La Suisse participe à ce projet européen qui s’élabore en partenariat avec l’Allemagne, l’Autriche et le Danemark. Les problématiques sont les mêmes sur tout le continent avec, évidemment, des différences significatives en termes de production électrique renouvelable ou d’électrification des véhicules. La plateforme géoréférencée prend ici tout son sens et s’adapte aux réalités de terrain. De plus, l’outil développé ne s’adresse pas à des personnes ayant des connaissances pointues en systèmes d’information géoréférencés ou qui posséderaient des ordinateurs avec d’immenses capacités de calcul. Il a été pensé pour être rapide et simple d’utilisation afin que chaque personne qui étudie les systèmes énergétiques ou qui doit traiter ce type de dossier dans une petite ville, une petite commune ou une PME puisse l’utiliser pour proposer du smart charging (chargement intelligent de véhicule électrique) à sa communauté. Le volet électrique de la plateforme est en cours de développement et devrait répondre à la question cruciale de résilience du réseau électrique dans le cas d’un possible blackout énergétique. Le cas d’usage étudié en Suisse propose de gérer différents micro-réseaux (réseaux intelligents et locaux) qui pourraient se coupler à d’autres micro-réseaux et former un mini-réseau indépendant activable en cas de blackout. L’idée serait de redémarrer ce mini-réseau isolé du réseau principal grâce à la production photovoltaïque locale et qui pourrait fournir de l’électricité durant une semaine. La résilience de ces mini-réseaux est améliorée grâce au couplage de multiples micro-réseaux, car la production locale peut être stockée dans des batteries ou des véhicules électriques équipés de batteries bidirectionnelles. En Autriche, le cas d’usage optimise l’utilisation du chauffage et du refroidissement à distance alors qu’au Danemark, le couplage multiénergie est étudié pour utiliser les résidus de chaleur industrielle dans le système de chauffage à distance.

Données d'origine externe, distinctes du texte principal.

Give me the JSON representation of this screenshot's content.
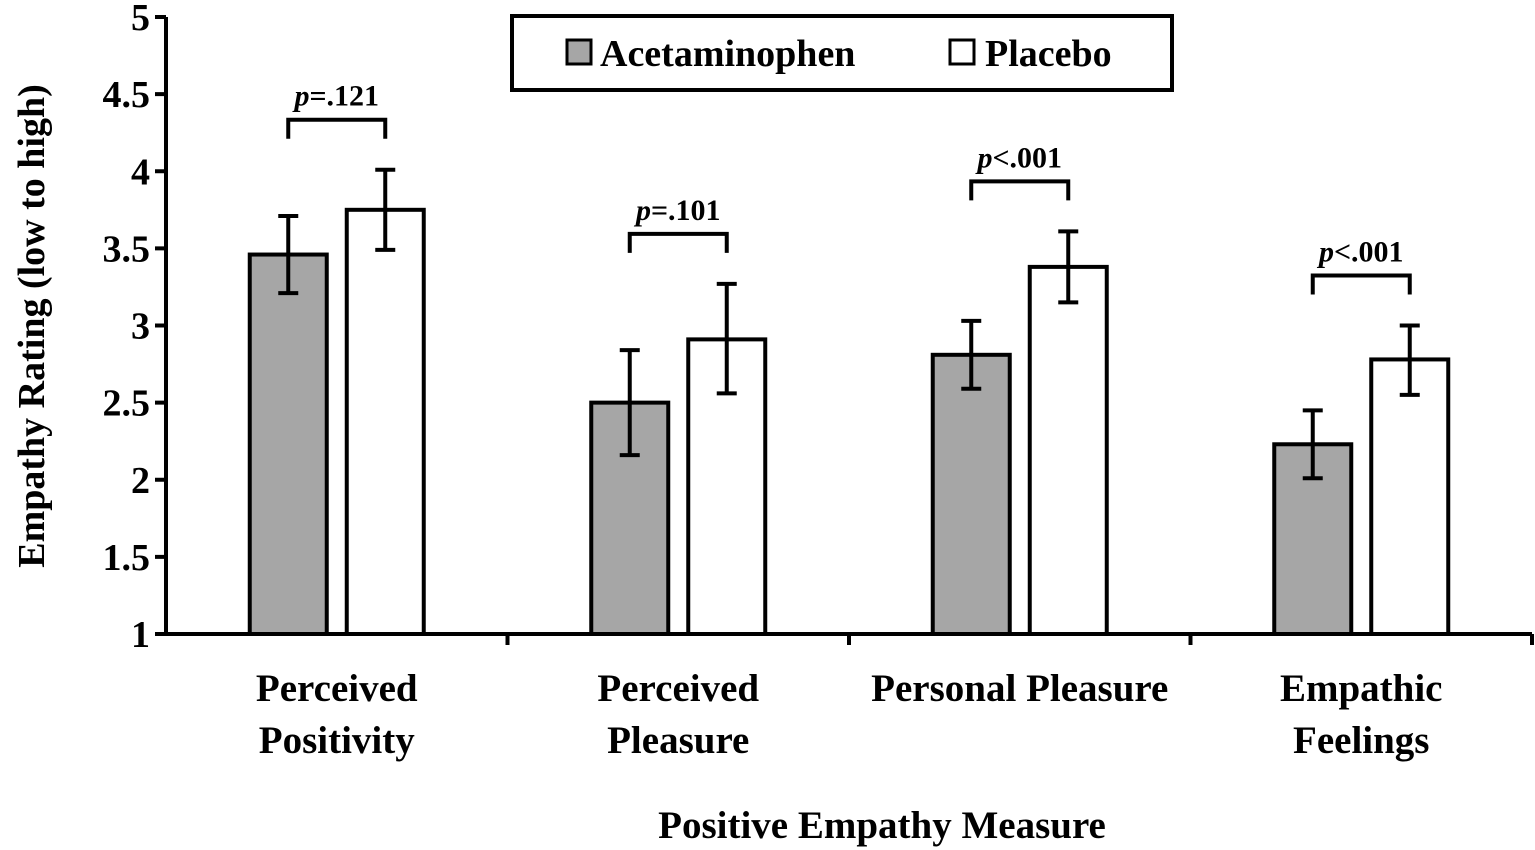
{
  "chart_data": {
    "type": "bar",
    "title": "",
    "xlabel": "Positive Empathy Measure",
    "ylabel": "Empathy Rating (low to high)",
    "ylim": [
      1,
      5
    ],
    "yticks": [
      "1",
      "1.5",
      "2",
      "2.5",
      "3",
      "3.5",
      "4",
      "4.5",
      "5"
    ],
    "categories": [
      [
        "Perceived",
        "Positivity"
      ],
      [
        "Perceived",
        "Pleasure"
      ],
      [
        "Personal Pleasure"
      ],
      [
        "Empathic",
        "Feelings"
      ]
    ],
    "series": [
      {
        "name": "Acetaminophen",
        "color": "#a6a6a6",
        "values": [
          3.46,
          2.5,
          2.81,
          2.23
        ],
        "error_low": [
          3.21,
          2.16,
          2.59,
          2.01
        ],
        "error_high": [
          3.71,
          2.84,
          3.03,
          2.45
        ]
      },
      {
        "name": "Placebo",
        "color": "#ffffff",
        "values": [
          3.75,
          2.91,
          3.38,
          2.78
        ],
        "error_low": [
          3.49,
          2.56,
          3.15,
          2.55
        ],
        "error_high": [
          4.01,
          3.27,
          3.61,
          3.0
        ]
      }
    ],
    "p_values": [
      {
        "italic": "p",
        "rest": "=.121"
      },
      {
        "italic": "p",
        "rest": "=.101"
      },
      {
        "italic": "p",
        "rest": "<.001"
      },
      {
        "italic": "p",
        "rest": "<.001"
      }
    ],
    "legend_position": "top-center",
    "grid": false
  }
}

Les résultats sont d’ores et déjà très probants ; la plateforme fonctionne parfaitement et a été validée par les partenaires du projet qui l’ont fait tester par des étudiantes et étudiants en énergétique lors d’une summer school. Le travail des énergéticiennes et énergéticiens est grandement facilité et allégé, car plutôt que de compiler des données hétérogènes, ils et elles peuvent accéder à un outil qui le fait à leur place. Ainsi, ils et elles peuvent se concentrer sur leur cœur de métier, à savoir proposer des solutions concrètes à la transition énergétique et mettre en œuvre ces solutions au niveau des communes ou des entreprises. Les partenaires de recherche de l’institut informatique voient d’ailleurs le potentiel immense de cet outil dont le développement de l’architecture logicielle développée par les diplômés et diplômées de la filière informatique de gestion de la HES-SO Valais-Wallis à Sierre est soutenu dans le projet européen par l’EPFL, l’Université d’Aalborg au Danemark et l’Université Technique de Vienne.